Bird brain
I check just to be on the safe side.
He is still bouncing from the sofa to the trampolene shouting “Geronimo!” at fifty decibels in the family room. He's been at it for about 25 minutes. I detect no immediate indications of a flat battery. This kind of self regulation is to be applauded and encouraged. Horray! I return to the washing up and the view from my kitchen window.
It’s bound to be a controversial campaign but something has to be done. I think a complete ban on birdlife is the only route available. There I am, diligently dragging home body bagsful of bird seed, and what do they do? Spread it all over the garden. Little hooligans! Why can’t the birds appreciate a free lunch when it’s provided? Are they all on some kind of a special diet?

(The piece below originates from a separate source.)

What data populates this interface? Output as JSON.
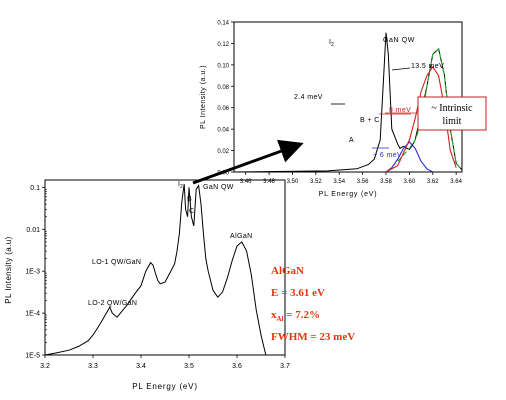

The feeder hangs just outside the house in the empty space between the L of the family room and the kitchen, a view from each site. A special birdfeeder design to deter squirrels, a gift to me and them. Why don’t they just eat it? Do they have malformed beaks or something? What is wrong with the modern birds of today? Why aren’t they here now, to entertain me with their antics whilst I wash? Do we only have nocturnal birds to visit? Are owls the real culprits? Flocks of unwise vegetarian owls. I notice that the noise has died down as my son steps into the kitchen.
“I am be dah mouse.”
“Really.” What a pity he can’t match his favoured vermin in the sound production department. I watch the birds gather around the feeder, fluttering and pecking.
“I am be energetic.”
“Indeed you are.” There must be nearly 20 birds. I wonder what kinds they are? I really ought to get a book on bird identification in California.
“Now I am bin done exhausted.”
“Oh, that’s good.” I’m a wee bit weary myself. I do so hope 'bin done' hasn't come back to haunt us again? Two little words inserted into every sentence. I thought that phase had faded? All too often they return. I console myself with notion that we're only too lucky to have any phrases at all.
“I am beed have dah rest.” He exhales to demonstrate.
“What a good idea. Maybe we could sit down and have a cuddle, have a rest together?”
“Nope.”
“No? Why not?”
“Coz now I am bin done......I am beed…..energy…….guy……again.” He tears off back to the family room to resume his regime, and as he roars “Geronimo!” the birds blast away, scattering seeds at warp speed.
1 comment:
Ahhh, gotta love the "pop up phrases." or do you? lol. I work with a little guy that prompts himself all the time. Like "What time is it "His name" then he'll answer himself. It comes and goes. I'm also trying to find new ways to fade it off. If you find any successful ways, do share!